I have a few hypotheses and I’m not fully satisfied with any of them. First, liquidity. The dollar is the base layer of global finance. Stablecoin liquidity, DeFi liquidity, CEX trading pairs, everything is dollar-native. If you want deep liquidity, you end up back at USD.
Second, unit-of-account psychology. Pricing, thinking, and risk measurement are still done in dollars across most of global markets. People say they hate the dollar, then they measure everything in dollars anyway.
Third, geography and network effects. The dollar’s dominance is not only political. It is infrastructural. US capital markets sit at the center of global flows. People buy dollars to buy US assets especially to purchase stock in the world’s biggest and historically most successful equity market. That habit and structure carry over into crypto.
But then I start from this last point and think: crypto removes geographic restrictions.

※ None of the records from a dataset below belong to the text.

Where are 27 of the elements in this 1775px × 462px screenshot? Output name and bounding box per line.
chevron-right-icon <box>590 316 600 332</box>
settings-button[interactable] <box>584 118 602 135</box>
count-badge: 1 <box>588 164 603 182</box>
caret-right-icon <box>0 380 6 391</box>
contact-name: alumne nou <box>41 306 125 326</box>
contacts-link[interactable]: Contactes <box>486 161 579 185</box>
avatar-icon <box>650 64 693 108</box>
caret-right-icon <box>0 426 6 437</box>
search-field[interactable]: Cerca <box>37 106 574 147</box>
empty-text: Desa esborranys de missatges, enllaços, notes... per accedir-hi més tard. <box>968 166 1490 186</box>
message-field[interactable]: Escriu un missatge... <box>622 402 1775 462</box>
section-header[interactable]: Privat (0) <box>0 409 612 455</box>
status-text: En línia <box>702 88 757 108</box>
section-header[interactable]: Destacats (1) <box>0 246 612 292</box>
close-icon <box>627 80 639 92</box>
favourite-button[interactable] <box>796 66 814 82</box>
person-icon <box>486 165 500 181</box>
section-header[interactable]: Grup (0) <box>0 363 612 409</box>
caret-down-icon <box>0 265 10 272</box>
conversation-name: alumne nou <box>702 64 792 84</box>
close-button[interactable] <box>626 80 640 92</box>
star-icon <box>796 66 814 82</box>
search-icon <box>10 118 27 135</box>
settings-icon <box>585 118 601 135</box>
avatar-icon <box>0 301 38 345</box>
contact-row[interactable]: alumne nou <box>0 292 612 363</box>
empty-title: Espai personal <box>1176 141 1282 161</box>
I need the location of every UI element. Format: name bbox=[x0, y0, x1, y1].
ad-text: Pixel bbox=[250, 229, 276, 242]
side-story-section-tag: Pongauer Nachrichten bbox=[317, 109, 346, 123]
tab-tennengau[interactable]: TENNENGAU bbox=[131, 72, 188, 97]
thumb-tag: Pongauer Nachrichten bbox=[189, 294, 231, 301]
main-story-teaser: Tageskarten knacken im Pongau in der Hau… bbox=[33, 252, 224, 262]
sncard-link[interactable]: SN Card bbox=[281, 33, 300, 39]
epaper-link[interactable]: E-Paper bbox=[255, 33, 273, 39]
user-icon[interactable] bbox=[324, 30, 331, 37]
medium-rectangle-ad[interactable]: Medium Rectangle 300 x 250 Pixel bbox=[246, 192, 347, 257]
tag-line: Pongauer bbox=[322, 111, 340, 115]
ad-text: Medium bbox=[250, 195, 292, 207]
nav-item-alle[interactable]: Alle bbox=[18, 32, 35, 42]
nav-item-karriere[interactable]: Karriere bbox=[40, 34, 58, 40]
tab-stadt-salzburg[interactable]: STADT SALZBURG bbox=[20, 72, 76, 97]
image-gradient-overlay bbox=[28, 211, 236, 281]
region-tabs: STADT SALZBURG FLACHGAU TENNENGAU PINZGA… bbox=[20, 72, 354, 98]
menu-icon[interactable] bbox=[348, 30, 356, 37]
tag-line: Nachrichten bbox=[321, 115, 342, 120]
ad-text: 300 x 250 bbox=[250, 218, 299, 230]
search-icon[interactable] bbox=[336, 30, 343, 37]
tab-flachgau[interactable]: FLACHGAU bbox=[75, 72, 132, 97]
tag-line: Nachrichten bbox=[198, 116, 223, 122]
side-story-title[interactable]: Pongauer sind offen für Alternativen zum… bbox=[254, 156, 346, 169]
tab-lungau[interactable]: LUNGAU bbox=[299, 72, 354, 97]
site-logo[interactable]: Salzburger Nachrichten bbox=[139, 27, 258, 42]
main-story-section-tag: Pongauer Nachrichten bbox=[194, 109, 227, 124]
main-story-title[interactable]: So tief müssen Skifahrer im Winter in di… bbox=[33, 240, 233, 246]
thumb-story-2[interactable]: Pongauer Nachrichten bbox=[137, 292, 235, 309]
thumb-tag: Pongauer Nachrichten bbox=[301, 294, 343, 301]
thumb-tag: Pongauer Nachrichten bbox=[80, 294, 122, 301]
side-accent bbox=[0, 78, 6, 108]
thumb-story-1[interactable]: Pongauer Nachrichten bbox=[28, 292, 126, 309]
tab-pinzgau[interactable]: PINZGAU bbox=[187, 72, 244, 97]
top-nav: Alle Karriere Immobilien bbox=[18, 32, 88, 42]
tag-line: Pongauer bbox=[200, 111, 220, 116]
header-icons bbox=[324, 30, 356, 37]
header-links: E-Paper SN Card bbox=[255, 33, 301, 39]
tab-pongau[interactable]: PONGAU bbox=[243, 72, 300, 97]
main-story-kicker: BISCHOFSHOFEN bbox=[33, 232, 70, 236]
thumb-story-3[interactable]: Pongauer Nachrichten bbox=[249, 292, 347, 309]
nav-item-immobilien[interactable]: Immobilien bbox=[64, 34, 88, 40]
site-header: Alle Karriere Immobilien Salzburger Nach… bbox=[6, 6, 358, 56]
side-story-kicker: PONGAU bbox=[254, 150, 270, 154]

DeFi and CeFi are not “located” in a jurisdiction or tied to a currency in the ways a stock exchange or a bank are. And then back to the second point, if the barriers become less geographic and more mental, we may eventually see demand shift toward stronger digital currencies issued by more fiscally disciplined jurisdictions. Maybe it starts as a psychological barrier today, maybe it becomes a real demand curve later. Then back to the first point, this may bring liquidity into other non-USD-pegged stablecoins. I’m not claiming this will happen, but this is a question I’ve been thinking about for a while.
Stablecoins are already real infrastructure, just that if you are European or in the US, this is happening not where you live. If you have to take one thing from the panel, let it be this. Stablecoins are not waiting for permission to become payment rails. They are already acting like rails in the places where the existing system fails. Emerging markets, cross-border B2B, global payouts, remittances, marketplaces.
I truly believe Europe is not the reference case, but on the contrary It’s the exception. I think the next phase is not about convincing people that stablecoins are useful. It’s about whether the industry can reduce fragmentation, professionalize compliance, and survive the political pushback that will come as stablecoins will likely eat monetary sovereignty.